Pertanto, rinnoviamo il nostro impegno a sostenere:
- L’introduzione sistematica dell’educazione ai diritti, all’affettività e al rispetto del corpo in ogni ordine di scuola, con particolare attenzione alla prevenzione degli abusi;
- La formazione continua del personale scolastico, affinché sia in grado di riconoscere segnali di disagio, adottare pratiche di ascolto attivo e interagire efficacemente con i servizi territoriali;
- La promozione di protocolli scolastici integrati per la gestione delle situazioni di sospetto abuso, basati sulla tempestività dell’intervento, sulla centralità del minore e sulla collaborazione interistituzionale;
- Un confronto tra autorità scolastiche e giudiziarie per garantire che, anche durante i processi penali, venga prioritariamente tutelato l’equilibrio psico-emotivo delle vittime, evitando ulteriori esposizioni traumatiche.

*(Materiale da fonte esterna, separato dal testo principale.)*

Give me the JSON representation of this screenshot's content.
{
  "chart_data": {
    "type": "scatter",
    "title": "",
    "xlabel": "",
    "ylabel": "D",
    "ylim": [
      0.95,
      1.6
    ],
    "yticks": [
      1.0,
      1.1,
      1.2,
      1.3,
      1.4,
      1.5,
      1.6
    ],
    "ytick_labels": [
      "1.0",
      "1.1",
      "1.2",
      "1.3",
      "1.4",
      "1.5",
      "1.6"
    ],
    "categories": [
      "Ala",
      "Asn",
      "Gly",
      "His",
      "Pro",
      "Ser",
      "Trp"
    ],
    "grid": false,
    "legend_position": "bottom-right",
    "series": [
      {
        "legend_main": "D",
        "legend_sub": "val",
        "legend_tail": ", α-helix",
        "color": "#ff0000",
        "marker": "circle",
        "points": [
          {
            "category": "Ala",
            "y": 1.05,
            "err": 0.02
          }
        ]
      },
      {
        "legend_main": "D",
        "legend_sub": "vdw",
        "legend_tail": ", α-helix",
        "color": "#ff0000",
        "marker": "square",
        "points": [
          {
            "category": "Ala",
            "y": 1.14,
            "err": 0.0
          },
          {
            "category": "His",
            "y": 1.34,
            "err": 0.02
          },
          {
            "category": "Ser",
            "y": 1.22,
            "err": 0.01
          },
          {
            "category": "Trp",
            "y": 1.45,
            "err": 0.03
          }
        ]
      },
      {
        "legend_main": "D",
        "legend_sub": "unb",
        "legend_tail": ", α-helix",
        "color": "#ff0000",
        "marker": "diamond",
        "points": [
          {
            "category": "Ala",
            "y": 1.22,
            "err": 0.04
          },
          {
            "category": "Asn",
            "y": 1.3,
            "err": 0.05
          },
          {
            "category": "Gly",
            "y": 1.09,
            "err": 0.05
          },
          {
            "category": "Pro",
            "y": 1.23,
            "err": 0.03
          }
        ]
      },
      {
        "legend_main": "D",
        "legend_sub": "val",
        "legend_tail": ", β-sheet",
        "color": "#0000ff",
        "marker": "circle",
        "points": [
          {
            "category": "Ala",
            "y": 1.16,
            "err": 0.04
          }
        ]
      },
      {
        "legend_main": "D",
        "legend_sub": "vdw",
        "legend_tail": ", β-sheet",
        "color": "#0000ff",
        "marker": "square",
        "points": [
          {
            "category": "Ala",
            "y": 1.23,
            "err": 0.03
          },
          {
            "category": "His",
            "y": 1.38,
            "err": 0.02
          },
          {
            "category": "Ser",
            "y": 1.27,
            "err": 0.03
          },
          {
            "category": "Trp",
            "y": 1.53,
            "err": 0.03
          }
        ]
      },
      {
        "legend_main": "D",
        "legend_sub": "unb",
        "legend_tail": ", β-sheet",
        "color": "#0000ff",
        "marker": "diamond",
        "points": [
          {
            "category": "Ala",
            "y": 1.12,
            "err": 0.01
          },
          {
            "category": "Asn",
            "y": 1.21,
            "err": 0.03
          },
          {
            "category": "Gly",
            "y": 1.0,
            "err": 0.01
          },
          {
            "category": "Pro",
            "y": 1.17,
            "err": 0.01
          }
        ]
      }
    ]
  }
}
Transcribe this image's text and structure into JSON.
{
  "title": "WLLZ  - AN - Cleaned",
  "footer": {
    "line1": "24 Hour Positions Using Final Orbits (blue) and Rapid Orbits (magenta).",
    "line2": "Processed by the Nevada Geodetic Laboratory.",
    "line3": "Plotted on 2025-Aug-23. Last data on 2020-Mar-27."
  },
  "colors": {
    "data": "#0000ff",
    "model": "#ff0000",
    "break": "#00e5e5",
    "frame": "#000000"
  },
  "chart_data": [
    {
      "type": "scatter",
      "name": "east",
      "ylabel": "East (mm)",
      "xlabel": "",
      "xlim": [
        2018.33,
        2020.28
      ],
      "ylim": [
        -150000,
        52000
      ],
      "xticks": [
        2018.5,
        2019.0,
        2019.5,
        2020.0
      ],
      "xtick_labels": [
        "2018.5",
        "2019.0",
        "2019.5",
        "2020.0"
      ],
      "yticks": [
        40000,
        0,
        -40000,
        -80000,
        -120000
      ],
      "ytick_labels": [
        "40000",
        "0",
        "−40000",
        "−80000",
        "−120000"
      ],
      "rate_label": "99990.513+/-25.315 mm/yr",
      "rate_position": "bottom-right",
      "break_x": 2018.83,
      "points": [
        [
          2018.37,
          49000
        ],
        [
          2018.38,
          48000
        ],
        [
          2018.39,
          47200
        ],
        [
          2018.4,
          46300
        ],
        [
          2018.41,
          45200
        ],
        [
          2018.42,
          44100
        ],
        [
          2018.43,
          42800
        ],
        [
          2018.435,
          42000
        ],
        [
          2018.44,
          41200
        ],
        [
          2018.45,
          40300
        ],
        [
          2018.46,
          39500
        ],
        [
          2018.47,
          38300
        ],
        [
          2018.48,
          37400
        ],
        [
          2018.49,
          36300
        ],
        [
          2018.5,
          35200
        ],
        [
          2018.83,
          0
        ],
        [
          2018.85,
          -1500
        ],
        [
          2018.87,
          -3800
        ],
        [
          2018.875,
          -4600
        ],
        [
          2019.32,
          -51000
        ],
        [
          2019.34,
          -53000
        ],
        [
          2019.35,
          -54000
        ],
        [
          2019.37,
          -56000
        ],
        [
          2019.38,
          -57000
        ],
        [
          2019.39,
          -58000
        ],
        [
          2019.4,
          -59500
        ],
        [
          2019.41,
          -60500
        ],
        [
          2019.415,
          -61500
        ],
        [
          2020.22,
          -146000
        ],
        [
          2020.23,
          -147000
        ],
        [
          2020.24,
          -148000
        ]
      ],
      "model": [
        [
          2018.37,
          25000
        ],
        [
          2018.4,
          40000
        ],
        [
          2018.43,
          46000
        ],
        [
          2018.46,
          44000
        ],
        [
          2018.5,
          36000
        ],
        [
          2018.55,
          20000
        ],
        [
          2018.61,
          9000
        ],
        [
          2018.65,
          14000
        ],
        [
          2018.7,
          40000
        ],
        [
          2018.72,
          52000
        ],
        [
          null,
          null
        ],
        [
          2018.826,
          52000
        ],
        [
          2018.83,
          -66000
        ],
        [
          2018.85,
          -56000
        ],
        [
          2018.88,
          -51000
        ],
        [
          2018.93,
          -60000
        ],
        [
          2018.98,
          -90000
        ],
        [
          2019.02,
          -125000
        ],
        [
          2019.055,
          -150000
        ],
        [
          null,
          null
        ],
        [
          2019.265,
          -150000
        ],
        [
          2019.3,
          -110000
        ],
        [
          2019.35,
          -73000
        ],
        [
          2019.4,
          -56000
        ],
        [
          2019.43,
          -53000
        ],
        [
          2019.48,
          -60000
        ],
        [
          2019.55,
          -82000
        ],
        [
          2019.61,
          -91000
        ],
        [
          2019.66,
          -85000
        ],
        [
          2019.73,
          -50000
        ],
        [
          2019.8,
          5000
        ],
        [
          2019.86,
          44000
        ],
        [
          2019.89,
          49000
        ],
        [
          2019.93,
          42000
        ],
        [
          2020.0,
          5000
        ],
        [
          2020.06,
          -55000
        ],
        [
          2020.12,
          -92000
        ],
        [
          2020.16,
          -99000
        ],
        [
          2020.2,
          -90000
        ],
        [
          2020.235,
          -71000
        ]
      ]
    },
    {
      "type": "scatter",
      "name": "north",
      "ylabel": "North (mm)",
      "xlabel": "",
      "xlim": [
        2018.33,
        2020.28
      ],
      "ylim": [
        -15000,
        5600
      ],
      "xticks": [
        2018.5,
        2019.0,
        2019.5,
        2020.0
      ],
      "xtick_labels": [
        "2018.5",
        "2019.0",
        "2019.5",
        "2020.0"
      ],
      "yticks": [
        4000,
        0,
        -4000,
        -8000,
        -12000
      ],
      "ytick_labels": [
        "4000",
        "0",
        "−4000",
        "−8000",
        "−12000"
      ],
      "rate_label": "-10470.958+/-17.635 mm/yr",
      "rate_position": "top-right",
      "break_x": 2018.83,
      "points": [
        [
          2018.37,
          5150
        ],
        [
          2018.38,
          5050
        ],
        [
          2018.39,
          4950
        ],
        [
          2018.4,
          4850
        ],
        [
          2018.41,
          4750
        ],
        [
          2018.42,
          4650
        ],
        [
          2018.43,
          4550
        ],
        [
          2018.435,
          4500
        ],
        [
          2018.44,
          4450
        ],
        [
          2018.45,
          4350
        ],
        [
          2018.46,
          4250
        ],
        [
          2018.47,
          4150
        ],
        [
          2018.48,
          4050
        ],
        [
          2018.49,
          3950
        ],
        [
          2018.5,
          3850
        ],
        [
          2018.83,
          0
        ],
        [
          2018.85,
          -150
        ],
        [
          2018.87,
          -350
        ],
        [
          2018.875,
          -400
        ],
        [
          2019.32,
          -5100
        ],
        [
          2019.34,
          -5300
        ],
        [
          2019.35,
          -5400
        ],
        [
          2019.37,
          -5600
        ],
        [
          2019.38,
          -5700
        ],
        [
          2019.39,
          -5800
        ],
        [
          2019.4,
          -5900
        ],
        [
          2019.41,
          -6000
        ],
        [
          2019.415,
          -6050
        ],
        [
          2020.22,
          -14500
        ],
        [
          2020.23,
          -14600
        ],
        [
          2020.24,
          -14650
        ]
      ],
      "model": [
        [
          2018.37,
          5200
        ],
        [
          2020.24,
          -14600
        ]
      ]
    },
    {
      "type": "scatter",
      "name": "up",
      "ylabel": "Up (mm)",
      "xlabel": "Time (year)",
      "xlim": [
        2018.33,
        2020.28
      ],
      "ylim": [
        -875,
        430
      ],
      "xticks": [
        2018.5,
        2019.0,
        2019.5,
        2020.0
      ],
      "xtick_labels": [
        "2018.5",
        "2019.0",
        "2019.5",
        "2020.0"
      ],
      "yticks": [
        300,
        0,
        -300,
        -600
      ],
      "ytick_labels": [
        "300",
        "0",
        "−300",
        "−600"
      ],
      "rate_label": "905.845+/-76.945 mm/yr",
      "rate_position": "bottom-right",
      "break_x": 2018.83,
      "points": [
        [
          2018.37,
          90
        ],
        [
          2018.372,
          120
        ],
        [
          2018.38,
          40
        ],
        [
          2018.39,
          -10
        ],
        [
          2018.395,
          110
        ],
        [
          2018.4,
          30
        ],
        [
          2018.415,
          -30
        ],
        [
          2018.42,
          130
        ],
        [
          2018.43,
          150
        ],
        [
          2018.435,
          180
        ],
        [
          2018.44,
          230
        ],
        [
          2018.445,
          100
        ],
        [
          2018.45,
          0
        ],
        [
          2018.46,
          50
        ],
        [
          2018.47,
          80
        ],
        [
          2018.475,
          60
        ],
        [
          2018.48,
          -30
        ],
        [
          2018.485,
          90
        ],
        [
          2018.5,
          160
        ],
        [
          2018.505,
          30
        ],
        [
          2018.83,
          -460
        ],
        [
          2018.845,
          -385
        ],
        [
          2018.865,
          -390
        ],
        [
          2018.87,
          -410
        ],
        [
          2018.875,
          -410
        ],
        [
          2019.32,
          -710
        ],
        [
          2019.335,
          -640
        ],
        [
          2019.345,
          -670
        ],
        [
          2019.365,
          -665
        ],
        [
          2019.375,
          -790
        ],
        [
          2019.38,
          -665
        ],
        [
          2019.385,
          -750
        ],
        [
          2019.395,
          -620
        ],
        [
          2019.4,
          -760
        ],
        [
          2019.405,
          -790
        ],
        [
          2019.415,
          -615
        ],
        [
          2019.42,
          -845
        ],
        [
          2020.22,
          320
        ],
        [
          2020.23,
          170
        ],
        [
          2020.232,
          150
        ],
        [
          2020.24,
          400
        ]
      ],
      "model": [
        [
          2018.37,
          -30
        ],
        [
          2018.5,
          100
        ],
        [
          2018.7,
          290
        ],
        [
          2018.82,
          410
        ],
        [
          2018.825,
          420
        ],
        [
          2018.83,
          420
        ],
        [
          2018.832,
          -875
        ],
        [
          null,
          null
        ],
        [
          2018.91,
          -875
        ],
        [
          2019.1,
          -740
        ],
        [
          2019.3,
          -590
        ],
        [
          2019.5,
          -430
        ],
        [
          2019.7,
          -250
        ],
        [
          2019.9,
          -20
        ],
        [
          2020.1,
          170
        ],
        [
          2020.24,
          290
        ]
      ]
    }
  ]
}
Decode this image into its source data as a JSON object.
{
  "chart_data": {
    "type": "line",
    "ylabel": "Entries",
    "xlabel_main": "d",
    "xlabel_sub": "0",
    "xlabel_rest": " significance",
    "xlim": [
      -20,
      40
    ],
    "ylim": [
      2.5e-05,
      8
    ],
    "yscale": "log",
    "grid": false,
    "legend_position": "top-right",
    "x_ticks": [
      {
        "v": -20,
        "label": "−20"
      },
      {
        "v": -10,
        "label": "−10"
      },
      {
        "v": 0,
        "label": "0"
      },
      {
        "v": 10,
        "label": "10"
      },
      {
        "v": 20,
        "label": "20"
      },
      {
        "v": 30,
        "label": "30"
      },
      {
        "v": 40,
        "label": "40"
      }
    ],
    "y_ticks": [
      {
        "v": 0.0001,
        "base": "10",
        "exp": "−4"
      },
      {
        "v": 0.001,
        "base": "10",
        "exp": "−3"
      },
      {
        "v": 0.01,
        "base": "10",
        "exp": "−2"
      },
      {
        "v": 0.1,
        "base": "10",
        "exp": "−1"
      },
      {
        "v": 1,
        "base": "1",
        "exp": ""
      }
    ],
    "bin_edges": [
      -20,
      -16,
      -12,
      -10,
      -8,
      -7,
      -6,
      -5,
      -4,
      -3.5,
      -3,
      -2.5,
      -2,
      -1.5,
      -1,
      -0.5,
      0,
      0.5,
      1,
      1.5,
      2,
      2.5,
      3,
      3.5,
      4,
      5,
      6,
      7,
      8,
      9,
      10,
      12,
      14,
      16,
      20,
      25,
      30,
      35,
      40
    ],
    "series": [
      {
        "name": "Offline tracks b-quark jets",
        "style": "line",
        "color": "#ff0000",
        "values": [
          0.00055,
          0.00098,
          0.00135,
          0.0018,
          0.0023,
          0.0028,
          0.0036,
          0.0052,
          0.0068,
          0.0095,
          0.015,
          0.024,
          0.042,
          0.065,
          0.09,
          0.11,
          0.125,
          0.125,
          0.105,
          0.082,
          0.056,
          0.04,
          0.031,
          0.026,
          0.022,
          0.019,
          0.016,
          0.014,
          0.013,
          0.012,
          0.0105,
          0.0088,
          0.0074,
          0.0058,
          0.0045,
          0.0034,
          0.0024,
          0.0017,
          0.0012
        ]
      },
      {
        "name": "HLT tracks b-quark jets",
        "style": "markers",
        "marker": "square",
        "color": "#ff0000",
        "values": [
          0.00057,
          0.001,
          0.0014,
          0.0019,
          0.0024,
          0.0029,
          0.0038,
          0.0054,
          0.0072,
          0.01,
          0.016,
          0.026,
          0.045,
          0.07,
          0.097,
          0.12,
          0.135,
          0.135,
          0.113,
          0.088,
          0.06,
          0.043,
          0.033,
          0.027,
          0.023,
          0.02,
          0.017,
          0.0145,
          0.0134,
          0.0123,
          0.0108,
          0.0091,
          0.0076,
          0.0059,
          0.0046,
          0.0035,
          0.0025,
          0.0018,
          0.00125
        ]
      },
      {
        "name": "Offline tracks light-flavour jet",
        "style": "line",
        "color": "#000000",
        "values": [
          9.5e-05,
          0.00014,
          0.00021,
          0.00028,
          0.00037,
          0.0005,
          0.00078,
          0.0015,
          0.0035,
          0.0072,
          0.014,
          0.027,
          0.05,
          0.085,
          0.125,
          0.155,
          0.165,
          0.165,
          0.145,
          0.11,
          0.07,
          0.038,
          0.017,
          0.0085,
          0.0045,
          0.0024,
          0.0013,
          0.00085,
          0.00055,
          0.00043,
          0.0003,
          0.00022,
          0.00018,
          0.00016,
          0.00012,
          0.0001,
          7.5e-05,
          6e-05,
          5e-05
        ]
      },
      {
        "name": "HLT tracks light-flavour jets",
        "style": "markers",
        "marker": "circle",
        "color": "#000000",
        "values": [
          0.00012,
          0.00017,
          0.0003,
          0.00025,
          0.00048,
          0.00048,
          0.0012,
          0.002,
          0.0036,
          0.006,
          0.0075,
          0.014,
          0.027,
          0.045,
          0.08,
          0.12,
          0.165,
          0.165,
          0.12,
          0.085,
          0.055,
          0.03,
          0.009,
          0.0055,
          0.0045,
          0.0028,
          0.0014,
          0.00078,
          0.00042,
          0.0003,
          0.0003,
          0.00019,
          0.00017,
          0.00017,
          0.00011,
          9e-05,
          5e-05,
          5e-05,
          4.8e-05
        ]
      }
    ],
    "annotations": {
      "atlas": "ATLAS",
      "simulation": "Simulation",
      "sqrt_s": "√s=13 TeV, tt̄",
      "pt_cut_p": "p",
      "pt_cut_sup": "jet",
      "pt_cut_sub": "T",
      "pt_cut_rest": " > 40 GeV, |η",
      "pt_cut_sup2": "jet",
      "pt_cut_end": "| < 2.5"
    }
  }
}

Le sentenze hanno il compito di accertare le responsabilità e di applicare le pene. Ma la giustizia sostanziale nei confronti dei minori richiede una risposta più ampia, che coinvolga l’intero tessuto civile ed educativo. La scuola, in particolare, può e deve essere un presidio attivo di prevenzione e di sostegno.
Infine, non possiamo dimenticare che i diritti dell’infanzia, sanciti dalla Convenzione ONU del 1989, impongono a ogni Stato parte l’obbligo di agire nel “superiore interesse del minore”. Non si tratta di un principio retorico, ma di un vincolo giuridico e morale a cui ogni decisione pubblica – educativa, politica, giudiziaria – dovrebbe ispirarsi.
Restare vigili, consapevoli e uniti nella protezione dell’infanzia è oggi un compito non più rinviabile. Il CNDDU continuerà ad operare affinché ogni bambina e ogni bambino possa crescere in un ambiente sicuro, rispettoso e giusto.